2021年03月20日
北海道機船漁業協同組合連合会 原口聖二
[ロシア上院議員 北部沿岸漁業規則改正 洋上一次加工製品のリテールへの供給義務付け提案]
ロシアの一部上院議員のグループは北部沿岸漁業規則改正法案の第2読会にあたり、認められる洋上一次加工製品について、リテール・チェーンへの供給を義務付けするよう提案している。
タス通信が伝えた。
2021年2月16日、北部沿岸漁業において懸案事項となっていた当該漁業規則改正の法案が下院第1読会で承認されており、現在、同院第2読会の準備中となっている。
改正法案は、沿岸漁業において、洋上での一次処理を認め、冷凍処理のみ禁止することとしている。
2019年1月1日、沿岸漁業向け漁獲割当を利用する場合の規則が発効、当該規則では、漁獲された水棲生物資源は生鮮の状態で、ロシアの沿岸に陸揚げすること等を義務付けしており、洋上での加工、直接輸出は認められなくなった。
2020年秋には、ロシア北部漁船50隻の内40隻が、沿岸漁業規則の矛盾により漁業を停止、原料不足により連動して、一時、陸上の3施設の水産加工場の稼働が止まる事態が発生した。
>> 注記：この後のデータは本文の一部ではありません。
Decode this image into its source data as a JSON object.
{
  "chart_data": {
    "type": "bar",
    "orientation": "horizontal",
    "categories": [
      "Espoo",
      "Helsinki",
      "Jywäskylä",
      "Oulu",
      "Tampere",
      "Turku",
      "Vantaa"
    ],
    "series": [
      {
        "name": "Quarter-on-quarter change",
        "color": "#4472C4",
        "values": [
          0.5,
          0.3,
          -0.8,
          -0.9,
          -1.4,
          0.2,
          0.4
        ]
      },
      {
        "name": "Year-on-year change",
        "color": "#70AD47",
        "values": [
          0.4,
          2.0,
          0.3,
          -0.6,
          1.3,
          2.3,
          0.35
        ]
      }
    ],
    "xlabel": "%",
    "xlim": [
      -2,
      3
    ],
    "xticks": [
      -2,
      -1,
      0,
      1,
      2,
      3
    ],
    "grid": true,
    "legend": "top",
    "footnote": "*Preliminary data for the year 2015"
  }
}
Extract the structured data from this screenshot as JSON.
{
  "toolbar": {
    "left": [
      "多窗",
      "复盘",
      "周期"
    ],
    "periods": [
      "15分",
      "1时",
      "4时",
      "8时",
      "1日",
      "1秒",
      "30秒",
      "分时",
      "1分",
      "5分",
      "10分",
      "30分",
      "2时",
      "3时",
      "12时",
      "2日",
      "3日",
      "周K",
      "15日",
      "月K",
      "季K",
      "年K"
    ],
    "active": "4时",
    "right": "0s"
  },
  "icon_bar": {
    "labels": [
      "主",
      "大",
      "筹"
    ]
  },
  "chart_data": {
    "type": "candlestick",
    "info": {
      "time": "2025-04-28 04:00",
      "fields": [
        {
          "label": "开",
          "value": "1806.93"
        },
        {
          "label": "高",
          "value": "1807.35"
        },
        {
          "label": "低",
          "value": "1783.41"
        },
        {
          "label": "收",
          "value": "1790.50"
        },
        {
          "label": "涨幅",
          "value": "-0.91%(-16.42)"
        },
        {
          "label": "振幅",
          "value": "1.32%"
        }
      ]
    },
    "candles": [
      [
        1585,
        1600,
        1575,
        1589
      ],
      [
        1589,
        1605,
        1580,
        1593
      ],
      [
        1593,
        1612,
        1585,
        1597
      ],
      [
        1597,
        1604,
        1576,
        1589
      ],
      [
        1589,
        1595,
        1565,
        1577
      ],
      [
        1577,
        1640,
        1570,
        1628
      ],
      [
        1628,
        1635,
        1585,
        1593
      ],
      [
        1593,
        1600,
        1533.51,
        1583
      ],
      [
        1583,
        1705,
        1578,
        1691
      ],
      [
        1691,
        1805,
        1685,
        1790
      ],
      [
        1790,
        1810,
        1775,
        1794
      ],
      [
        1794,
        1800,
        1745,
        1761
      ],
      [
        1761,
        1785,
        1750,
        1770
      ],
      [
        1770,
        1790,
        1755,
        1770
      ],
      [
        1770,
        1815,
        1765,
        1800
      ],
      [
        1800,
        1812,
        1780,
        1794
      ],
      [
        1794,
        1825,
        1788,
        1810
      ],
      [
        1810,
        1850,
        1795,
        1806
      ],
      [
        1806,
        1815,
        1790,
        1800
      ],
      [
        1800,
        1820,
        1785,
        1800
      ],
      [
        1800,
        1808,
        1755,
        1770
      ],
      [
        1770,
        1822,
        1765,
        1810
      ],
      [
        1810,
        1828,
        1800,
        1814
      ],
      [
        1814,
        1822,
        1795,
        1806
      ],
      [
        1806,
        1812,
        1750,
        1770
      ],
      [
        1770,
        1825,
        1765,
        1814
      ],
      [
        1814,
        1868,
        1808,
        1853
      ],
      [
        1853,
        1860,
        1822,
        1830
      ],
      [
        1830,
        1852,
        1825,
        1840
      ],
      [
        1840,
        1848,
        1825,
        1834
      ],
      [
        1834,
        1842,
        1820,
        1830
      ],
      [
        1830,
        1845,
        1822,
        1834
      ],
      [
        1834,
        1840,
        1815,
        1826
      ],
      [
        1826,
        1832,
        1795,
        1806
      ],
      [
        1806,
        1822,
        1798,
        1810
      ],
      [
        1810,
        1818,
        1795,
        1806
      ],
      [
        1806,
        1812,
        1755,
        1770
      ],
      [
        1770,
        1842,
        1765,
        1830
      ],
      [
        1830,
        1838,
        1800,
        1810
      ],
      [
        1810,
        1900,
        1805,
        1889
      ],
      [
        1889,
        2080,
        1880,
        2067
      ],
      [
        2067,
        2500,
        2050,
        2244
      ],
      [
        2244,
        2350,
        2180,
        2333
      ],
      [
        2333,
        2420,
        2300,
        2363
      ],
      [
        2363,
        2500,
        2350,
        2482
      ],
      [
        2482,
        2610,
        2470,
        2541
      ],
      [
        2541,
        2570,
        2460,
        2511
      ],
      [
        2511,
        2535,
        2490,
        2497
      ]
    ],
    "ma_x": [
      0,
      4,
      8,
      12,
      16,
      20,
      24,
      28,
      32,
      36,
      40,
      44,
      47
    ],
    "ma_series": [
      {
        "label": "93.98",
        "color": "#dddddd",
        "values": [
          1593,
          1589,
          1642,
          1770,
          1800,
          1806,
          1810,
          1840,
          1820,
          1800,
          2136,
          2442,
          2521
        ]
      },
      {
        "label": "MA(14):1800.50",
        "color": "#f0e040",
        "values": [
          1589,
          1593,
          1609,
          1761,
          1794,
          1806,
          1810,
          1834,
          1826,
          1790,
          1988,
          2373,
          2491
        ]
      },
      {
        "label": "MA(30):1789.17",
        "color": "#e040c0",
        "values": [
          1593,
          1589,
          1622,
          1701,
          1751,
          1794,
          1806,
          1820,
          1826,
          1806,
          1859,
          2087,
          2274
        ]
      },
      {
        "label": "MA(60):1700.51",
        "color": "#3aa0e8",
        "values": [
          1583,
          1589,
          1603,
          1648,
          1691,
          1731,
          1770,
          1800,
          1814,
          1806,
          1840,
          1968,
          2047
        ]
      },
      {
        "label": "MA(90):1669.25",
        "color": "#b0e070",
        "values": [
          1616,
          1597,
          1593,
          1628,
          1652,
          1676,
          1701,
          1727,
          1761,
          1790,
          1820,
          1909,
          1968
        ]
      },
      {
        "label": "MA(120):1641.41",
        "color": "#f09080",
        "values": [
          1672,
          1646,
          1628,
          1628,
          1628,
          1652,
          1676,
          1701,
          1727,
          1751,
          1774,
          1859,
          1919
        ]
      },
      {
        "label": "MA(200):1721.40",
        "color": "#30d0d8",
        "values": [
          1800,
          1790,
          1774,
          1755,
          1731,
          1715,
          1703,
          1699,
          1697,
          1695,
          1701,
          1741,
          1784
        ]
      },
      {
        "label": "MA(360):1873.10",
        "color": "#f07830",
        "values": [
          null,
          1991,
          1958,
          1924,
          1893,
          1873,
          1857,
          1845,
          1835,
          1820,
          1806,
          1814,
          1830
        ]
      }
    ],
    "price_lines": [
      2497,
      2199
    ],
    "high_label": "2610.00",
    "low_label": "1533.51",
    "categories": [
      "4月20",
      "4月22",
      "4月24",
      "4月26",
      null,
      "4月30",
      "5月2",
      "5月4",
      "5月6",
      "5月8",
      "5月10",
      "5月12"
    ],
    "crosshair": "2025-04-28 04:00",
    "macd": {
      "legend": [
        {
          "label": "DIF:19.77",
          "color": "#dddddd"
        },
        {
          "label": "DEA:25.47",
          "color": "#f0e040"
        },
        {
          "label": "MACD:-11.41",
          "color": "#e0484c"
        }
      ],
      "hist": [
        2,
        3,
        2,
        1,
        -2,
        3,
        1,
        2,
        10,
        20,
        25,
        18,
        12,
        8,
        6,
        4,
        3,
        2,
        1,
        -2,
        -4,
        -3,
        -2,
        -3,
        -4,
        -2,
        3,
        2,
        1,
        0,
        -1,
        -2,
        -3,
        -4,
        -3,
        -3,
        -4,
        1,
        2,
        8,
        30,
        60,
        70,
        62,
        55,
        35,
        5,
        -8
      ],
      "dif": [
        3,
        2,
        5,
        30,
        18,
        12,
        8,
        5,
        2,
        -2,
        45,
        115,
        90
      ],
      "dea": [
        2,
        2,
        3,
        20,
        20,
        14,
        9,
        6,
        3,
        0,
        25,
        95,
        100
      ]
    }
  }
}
2020年11月、ロシア北部漁業者の操業に支障をきたしている問題を解決すべく、沿岸漁業規則を変更する漁業関連法案が上院に提出されたが、漁獲物の内臓除去、血抜き処理をすることが許可されることを規定、修正部分は2022年7月1日に発効することとなったものの、規則改正案に頭部除去の規定が漏れていることが分かった。
更に、法案では2022年7月1日まで、頭部の除去を認めると同時に、この場合、それを沿岸に持ち帰ることを規定するもので、完全に問題が解決されるものではないことが指摘されていた。
これを受け、北部海域沿岸漁業の問題を解決するための新たな修正法案が、上下院議員から下院に提出された。
これは、連邦漁業法第20条において、沿岸漁業を行う場合、水棲生物資源の漁獲物から一次処理を行うことを許可する旨を補足する法案となっている。
ただし、法案は第2読会までに修正される可能性がある。
当該下院第1読会の前日2月15日、上院での会議において、ロシア農業省漁業局長イヴゲニー・カッツは、この法案について、交錯している矛盾を排除し、用語の明確化が必要だと指摘している。
また、ロシアFSB国境警備庁は、沿岸漁業向け漁獲割当利用者のリスト承認、そして小売までの製品供給に関する義務規定を法案に追加するよう求めている。
北部漁業者業界団体は、当該海域での操業実態において、鮮度保持の観点から、洋上での一次加工なしに、漁獲物製品を生鮮の状態で沿岸に供給することは不可能だと指摘、当該漁業の対象魚種のタラ類等は、速やかに内臓を除去し血抜きをしなければ寄生虫による危険性が高まることが理由だと主張してきた。